模型评估
经典 ML 评估系统
本文档涵盖了 MLflow 的经典评估系统(mlflow.models.evaluate),该系统使用 EvaluationMetric 和 make_metric 来进行自定义指标计算。
对于 GenAI/LLM 评估,请使用 GenAI 评估系统,该系统使用
mlflow.genai.evaluate()而非mlflow.models.evaluate()Scorer对象而非EvaluationMetric- 内置的 LLM 评估器和评分器
重要提示:这两个系统不兼容。EvaluationMetric 对象不能与 mlflow.genai.evaluate() 一起使用,Scorer 对象也不能与 mlflow.models.evaluate() 一起使用。
简介
MLflow 的评估框架为分类和回归任务提供自动化的模型评估。它通过统一的 API 生成性能指标、可视化图表和诊断信息。
统一评估 API
使用 mlflow.models.evaluate() 评估模型、Python 函数或静态数据集,并在不同的评估模式下使用一致的接口。
自动化指标与可视化
自动生成特定于任务的指标和图表,包括混淆矩阵、ROC 曲线和带 SHAP 集成的特征重要性。
自定义指标
使用 make_metric() 定义特定领域的评估标准,以实现超出标准 ML 指标的业务特定性能度量。
插件架构
通过 Giskard 和 Trubrics 等专业框架扩展评估能力,以实现高级验证和漏洞扫描。
模型评估
使用自动化的指标和可视化来评估分类和回归模型。
快速入门
python
import mlflow
import pandas as pd
import xgboost as xgb
from sklearn.model_selection import train_test_split
from sklearn.datasets import load_breast_cancer
from mlflow.models import infer_signature
# Load dataset
X, y = load_breast_cancer(return_X_y=True, as_frame=True)
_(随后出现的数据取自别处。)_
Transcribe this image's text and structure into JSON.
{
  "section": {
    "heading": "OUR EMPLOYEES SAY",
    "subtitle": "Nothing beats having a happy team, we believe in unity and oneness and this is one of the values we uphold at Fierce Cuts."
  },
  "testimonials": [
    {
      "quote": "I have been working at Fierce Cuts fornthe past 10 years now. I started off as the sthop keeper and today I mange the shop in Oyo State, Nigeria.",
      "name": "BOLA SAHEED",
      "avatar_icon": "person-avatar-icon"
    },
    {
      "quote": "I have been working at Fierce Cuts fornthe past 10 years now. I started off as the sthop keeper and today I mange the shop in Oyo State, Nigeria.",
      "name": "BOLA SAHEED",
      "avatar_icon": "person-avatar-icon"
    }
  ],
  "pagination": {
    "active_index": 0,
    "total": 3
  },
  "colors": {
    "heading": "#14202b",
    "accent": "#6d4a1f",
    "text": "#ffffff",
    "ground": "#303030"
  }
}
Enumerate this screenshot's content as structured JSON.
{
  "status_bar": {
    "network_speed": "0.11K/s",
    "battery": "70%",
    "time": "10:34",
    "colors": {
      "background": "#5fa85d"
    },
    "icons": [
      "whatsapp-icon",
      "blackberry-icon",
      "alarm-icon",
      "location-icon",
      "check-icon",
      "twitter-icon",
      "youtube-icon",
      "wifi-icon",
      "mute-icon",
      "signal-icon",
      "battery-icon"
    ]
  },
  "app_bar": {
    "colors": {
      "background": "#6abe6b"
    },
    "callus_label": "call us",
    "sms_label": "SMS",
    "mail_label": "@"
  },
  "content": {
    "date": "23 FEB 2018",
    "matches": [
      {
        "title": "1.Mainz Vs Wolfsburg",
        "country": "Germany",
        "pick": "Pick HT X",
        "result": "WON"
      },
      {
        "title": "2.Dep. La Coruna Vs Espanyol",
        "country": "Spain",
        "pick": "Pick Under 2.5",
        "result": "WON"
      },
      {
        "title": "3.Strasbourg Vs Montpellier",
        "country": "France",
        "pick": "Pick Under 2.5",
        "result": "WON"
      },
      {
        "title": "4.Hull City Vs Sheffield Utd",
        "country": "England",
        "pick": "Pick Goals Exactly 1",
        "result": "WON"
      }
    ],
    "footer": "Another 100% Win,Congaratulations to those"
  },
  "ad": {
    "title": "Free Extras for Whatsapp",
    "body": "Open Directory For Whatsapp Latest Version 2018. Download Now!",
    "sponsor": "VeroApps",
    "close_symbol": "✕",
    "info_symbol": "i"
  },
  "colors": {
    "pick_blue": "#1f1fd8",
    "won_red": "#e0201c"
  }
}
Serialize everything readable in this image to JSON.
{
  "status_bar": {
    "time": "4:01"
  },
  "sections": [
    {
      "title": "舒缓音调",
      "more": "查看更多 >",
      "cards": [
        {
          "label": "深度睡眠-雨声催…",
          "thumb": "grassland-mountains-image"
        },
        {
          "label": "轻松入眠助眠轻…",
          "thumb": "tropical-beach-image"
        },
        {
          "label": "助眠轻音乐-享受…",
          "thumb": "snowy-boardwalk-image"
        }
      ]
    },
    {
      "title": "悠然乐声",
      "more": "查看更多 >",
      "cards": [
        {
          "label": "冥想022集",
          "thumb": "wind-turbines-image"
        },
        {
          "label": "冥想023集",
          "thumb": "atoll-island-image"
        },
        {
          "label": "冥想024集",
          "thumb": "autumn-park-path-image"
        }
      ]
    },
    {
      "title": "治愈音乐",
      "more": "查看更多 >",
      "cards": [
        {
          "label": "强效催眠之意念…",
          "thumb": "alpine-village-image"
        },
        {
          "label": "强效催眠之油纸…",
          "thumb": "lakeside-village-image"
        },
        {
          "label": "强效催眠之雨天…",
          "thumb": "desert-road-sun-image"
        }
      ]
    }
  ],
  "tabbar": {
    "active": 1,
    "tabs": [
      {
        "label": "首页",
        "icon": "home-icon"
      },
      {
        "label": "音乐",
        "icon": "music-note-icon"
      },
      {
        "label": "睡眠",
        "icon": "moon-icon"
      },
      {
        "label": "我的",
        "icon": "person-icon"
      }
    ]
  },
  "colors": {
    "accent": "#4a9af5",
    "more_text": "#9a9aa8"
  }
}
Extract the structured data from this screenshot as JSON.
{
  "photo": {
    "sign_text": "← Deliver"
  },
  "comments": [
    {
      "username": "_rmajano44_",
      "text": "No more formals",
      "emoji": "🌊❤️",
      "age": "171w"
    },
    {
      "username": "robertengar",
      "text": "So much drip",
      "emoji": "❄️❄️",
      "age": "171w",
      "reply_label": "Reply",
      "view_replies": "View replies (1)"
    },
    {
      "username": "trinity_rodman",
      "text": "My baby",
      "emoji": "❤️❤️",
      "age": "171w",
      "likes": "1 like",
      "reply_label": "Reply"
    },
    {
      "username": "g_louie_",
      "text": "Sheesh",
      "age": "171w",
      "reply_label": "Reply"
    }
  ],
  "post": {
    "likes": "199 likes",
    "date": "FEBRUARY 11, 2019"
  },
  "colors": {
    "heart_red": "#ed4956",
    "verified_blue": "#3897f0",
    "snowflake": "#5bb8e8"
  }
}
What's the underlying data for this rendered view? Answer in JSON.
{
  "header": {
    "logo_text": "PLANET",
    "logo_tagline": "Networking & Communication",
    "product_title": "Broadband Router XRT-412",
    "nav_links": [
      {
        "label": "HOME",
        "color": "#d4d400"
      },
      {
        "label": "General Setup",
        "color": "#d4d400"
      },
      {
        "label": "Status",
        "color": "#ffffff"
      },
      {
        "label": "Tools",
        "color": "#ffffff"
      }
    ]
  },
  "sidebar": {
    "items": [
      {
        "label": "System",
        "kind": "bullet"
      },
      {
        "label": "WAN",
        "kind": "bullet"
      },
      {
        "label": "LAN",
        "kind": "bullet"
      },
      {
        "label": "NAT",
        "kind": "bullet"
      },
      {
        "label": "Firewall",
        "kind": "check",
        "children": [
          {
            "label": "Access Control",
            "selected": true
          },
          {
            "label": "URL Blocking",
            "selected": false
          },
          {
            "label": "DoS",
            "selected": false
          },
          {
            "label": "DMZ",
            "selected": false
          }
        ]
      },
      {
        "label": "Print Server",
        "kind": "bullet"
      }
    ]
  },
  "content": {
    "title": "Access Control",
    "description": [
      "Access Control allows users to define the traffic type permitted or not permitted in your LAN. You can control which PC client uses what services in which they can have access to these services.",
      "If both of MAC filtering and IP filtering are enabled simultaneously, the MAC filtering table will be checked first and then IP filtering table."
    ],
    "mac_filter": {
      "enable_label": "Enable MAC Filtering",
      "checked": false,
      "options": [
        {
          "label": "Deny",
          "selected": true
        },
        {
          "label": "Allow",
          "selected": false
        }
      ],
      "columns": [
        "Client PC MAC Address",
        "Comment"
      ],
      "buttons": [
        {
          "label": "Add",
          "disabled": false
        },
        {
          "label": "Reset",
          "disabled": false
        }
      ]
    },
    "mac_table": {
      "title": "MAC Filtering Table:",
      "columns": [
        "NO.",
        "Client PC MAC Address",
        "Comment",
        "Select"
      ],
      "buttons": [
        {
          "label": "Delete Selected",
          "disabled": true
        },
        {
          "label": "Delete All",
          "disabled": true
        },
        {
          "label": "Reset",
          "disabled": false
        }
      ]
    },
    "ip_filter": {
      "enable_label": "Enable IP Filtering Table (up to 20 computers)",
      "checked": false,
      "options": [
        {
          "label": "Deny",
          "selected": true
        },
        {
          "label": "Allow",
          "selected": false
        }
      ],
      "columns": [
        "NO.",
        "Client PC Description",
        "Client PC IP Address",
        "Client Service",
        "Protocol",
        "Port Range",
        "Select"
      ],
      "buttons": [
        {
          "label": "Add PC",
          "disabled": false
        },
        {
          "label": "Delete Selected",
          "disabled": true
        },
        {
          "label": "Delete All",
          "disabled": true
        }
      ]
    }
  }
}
X_train, X_test, y_train, y_test = train_test_split(
X, y, test_size=0.3, random_state=42
)
# Train model
model = xgb.XGBClassifier().fit(X_train, y_train)
# Create evaluation dataset
eval_data = X_test.copy()
eval_data["label"] = y_test
with mlflow.start_run():
# Log model
signature = infer_signature(X_test, model.predict(X_test))
model_info = mlflow.sklearn.log_model(model, name="model", signature=signature)
# Evaluate
result = mlflow.models.evaluate(
model_info.model_uri,
eval_data,
targets="label",
model_type="classifier",
)
print(f"Accuracy: {result.metrics['accuracy_score']:.3f}")
print(f"F1 Score: {result.metrics['f1_score']:.3f}")
print(f"ROC AUC: {result.metrics['roc_auc']:.3f}")
这将自动生成性能指标(准确率、精确率、召回率、F1 分数、ROC-AUC)、可视化图表(混淆矩阵、ROC 曲线、精确率-召回率曲线),并将所有工件保存到 MLflow 中。
模型类型
- 分类
- 回归
对于分类任务
python
result = mlflow.models.evaluate(
model_uri,
eval_data,
targets="label",
model_type="classifier",
)
# Access metrics
print(f"Precision: {result.metrics['precision_score']:.3f}")
print(f"Recall: {result.metrics['recall_score']:.3f}")
print(f"F1 Score: {result.metrics['f1_score']:.3f}")
print(f"ROC AUC: {result.metrics['roc_auc']:.3f}")
自动生成:准确率、精确率、召回率、F1 分数、ROC-AUC、精确率-召回率 AUC、对数损失、Brier 分数、混淆矩阵和分类报告。
对于回归任务
python
from sklearn.datasets import fetch_california_housing
from sklearn.linear_model import LinearRegression
# Load regression dataset
housing = fetch_california_housing(as_frame=True)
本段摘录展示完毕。